Again, final appellate judges refuse to obey the law and repeat their dissenting views in subsequent cases: R v Craig [2009] SCC 23, R v Ouellette [2009] SCC 24, and R v Nguyen [2009] SCC 25 (all 29 May 2009).
In the lead case, Craig, dissents were delivered by LeBel J, Fish J, and jointly by McLachlin CJ and Rothstein J. The same issues were addressed in Ouellette and Nguyen.
One would think (see notes for 19 January 2007, 16 January 2009 and 4 May 2009) that the dissenters would correctly identify the ratio of Craig and apply it in the subsequent cases. Instead, they repeated their reasoning by reference to what they had decided in Craig.
There was no suggestion that the decision in Craig was being considered with a view to its being overturned. If there had been such a suggestion, it would have been proper for the dissents to be raised again.
It must be confusing for law students to see appellate judges doing this. In Ouellette and Nguyen the dissenting reasons have absolutely no legal value: no lower court can follow them without misapplying Craig.
The cases concern the Controlled Drugs and Substances Act, S.C. 1996, c.19, particularly ss 16 and 19.1. Craig holds that forfeiture and sentencing are exercises independent of each other, but where forfeiture of real property is being considered, injustice may be avoided if partial forfeiture is ordered, although other options are no forfeiture of full forfeiture.

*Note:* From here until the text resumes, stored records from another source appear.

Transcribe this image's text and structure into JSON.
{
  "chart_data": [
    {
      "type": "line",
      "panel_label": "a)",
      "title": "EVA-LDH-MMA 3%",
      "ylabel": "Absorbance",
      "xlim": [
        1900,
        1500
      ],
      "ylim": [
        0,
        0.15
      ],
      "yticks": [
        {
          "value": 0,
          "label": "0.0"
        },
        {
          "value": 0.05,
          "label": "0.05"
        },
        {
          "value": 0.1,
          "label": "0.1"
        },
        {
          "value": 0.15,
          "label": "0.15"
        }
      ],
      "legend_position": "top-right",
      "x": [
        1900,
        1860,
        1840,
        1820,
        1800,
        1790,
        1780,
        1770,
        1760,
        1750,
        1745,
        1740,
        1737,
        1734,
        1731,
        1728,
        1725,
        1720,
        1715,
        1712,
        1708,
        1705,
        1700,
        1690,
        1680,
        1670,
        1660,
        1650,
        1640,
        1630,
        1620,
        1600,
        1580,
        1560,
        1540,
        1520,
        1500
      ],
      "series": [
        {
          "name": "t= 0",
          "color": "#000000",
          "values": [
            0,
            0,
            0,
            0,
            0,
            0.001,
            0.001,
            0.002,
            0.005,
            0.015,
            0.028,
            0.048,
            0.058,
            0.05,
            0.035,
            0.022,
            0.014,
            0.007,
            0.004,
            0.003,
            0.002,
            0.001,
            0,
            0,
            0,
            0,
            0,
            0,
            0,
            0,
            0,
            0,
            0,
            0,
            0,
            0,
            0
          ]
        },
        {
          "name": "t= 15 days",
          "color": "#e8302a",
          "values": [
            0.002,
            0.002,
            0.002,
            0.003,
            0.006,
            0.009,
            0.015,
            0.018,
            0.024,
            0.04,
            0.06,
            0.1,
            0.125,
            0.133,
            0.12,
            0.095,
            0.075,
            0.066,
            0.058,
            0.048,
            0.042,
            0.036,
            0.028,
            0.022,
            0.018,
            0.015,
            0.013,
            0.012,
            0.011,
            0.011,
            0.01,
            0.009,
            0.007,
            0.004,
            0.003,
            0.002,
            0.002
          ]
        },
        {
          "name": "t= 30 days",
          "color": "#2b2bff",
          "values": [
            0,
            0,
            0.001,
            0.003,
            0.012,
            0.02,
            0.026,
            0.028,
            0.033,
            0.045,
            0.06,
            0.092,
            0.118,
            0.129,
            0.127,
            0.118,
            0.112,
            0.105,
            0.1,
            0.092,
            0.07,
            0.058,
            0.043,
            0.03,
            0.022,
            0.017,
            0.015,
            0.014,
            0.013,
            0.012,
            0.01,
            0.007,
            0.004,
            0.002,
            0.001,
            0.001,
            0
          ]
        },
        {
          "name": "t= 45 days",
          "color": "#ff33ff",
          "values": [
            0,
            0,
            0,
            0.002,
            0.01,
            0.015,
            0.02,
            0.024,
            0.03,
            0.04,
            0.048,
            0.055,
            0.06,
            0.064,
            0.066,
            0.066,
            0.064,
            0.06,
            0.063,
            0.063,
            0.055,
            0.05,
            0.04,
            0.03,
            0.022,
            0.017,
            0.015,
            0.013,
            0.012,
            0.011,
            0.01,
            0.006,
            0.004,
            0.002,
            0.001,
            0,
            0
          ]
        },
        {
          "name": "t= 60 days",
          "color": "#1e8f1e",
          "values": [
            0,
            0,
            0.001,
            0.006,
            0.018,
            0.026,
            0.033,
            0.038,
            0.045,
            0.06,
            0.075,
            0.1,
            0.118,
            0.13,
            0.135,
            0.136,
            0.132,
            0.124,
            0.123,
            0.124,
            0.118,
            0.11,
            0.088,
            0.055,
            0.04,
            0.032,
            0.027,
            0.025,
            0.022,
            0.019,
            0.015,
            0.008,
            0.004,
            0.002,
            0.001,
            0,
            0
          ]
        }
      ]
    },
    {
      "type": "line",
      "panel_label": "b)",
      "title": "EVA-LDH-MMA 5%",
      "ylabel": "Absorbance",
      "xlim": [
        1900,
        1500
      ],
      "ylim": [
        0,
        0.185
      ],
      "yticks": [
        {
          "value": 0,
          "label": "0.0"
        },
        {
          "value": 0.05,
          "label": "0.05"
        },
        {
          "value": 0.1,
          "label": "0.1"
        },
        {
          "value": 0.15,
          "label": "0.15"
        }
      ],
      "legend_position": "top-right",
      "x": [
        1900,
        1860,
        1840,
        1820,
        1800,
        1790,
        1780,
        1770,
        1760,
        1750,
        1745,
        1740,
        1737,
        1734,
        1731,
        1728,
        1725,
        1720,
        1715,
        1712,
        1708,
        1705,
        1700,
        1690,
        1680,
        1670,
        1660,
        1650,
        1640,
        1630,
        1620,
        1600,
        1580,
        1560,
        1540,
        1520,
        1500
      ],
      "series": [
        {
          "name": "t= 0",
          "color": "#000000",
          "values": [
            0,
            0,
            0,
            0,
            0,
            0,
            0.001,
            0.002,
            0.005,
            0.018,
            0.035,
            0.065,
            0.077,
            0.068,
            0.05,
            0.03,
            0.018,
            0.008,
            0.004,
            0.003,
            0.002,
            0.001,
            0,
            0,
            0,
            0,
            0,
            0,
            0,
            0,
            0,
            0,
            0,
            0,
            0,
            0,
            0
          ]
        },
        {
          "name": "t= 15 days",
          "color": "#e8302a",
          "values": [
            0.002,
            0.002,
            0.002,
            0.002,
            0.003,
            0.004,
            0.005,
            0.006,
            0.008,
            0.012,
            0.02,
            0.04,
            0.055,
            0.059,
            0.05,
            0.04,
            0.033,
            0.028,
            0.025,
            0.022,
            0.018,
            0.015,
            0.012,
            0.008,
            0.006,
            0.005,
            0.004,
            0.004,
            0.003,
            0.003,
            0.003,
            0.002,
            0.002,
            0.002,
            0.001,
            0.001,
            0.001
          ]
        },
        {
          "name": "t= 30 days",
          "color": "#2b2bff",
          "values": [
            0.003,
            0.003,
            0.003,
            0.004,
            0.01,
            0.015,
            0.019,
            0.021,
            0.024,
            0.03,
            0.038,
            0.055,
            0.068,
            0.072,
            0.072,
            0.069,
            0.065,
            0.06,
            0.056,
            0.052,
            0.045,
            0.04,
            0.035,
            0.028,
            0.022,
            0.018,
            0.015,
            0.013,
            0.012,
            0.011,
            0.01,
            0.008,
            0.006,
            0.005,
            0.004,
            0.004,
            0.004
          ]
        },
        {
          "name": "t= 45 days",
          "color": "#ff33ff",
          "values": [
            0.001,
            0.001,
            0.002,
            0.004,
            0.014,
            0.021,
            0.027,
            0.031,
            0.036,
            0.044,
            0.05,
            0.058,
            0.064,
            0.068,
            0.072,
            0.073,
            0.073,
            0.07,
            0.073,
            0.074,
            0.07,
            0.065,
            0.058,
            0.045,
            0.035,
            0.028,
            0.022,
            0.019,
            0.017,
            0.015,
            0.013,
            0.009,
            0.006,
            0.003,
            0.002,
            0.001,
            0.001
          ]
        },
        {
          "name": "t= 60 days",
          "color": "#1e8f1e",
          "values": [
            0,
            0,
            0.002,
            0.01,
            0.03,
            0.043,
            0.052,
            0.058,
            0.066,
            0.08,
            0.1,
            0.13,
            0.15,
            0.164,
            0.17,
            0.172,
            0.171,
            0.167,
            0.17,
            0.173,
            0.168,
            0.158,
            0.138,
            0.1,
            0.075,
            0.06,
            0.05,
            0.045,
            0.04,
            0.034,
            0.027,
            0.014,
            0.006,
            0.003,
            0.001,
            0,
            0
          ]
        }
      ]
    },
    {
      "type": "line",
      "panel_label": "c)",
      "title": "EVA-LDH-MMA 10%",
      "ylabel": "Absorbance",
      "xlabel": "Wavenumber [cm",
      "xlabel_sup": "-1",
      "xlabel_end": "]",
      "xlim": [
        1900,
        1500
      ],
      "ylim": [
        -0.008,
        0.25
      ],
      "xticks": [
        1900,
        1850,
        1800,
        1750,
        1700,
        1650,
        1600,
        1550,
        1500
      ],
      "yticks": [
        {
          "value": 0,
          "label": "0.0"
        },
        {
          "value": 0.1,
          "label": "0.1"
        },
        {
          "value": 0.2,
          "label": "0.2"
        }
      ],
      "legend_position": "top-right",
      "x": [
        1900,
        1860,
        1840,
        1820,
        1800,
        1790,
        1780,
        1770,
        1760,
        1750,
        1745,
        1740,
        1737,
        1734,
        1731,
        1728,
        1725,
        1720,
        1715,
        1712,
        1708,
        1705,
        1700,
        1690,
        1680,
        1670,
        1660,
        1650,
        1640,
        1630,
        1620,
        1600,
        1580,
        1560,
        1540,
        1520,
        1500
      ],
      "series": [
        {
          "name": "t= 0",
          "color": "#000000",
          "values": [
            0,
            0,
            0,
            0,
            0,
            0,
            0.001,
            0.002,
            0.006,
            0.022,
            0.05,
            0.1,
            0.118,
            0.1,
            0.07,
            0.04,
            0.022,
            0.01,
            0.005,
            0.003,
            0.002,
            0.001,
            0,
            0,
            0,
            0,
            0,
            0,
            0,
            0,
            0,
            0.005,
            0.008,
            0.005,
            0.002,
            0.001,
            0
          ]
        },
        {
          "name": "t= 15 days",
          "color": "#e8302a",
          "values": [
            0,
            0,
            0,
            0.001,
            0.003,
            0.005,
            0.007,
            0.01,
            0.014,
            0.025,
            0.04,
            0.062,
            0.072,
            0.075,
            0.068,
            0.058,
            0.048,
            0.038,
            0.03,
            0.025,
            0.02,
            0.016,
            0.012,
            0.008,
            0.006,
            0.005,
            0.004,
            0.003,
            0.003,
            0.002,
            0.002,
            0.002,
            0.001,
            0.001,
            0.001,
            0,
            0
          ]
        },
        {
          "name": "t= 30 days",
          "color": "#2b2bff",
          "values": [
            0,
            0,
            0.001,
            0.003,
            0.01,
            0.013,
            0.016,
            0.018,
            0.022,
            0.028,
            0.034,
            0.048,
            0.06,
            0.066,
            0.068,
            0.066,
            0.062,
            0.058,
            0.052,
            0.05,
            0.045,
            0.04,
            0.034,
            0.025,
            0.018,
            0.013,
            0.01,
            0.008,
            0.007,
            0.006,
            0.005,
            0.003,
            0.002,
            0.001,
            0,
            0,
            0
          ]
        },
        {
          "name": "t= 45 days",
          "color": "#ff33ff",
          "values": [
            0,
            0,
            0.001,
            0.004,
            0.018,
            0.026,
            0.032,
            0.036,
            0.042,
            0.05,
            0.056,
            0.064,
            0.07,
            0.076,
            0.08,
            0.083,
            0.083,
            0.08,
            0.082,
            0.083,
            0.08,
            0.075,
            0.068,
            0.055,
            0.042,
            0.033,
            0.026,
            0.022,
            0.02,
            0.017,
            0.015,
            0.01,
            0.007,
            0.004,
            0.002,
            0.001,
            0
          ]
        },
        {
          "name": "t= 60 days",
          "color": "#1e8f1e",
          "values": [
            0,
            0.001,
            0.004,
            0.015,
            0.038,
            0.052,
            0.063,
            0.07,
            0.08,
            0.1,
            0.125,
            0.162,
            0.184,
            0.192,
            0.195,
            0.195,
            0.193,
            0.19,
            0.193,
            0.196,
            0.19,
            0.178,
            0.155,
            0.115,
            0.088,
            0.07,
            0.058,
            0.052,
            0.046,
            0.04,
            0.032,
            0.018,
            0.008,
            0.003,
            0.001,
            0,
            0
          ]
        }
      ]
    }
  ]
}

McLachlin CJ and Rothstein J dissented on the issue of partial forfeiture, holding that it was never available as an option. LeBel J and Fish J each dissented on whether the exercises were separate, holding that a sentencing judge may take into account a punitive forfeiture order.
So, any court that considers partial forfeiture of real property is not available would be contravening Craig. As would a court that thought a sentence should be influenced by the extent of a forfeiture order.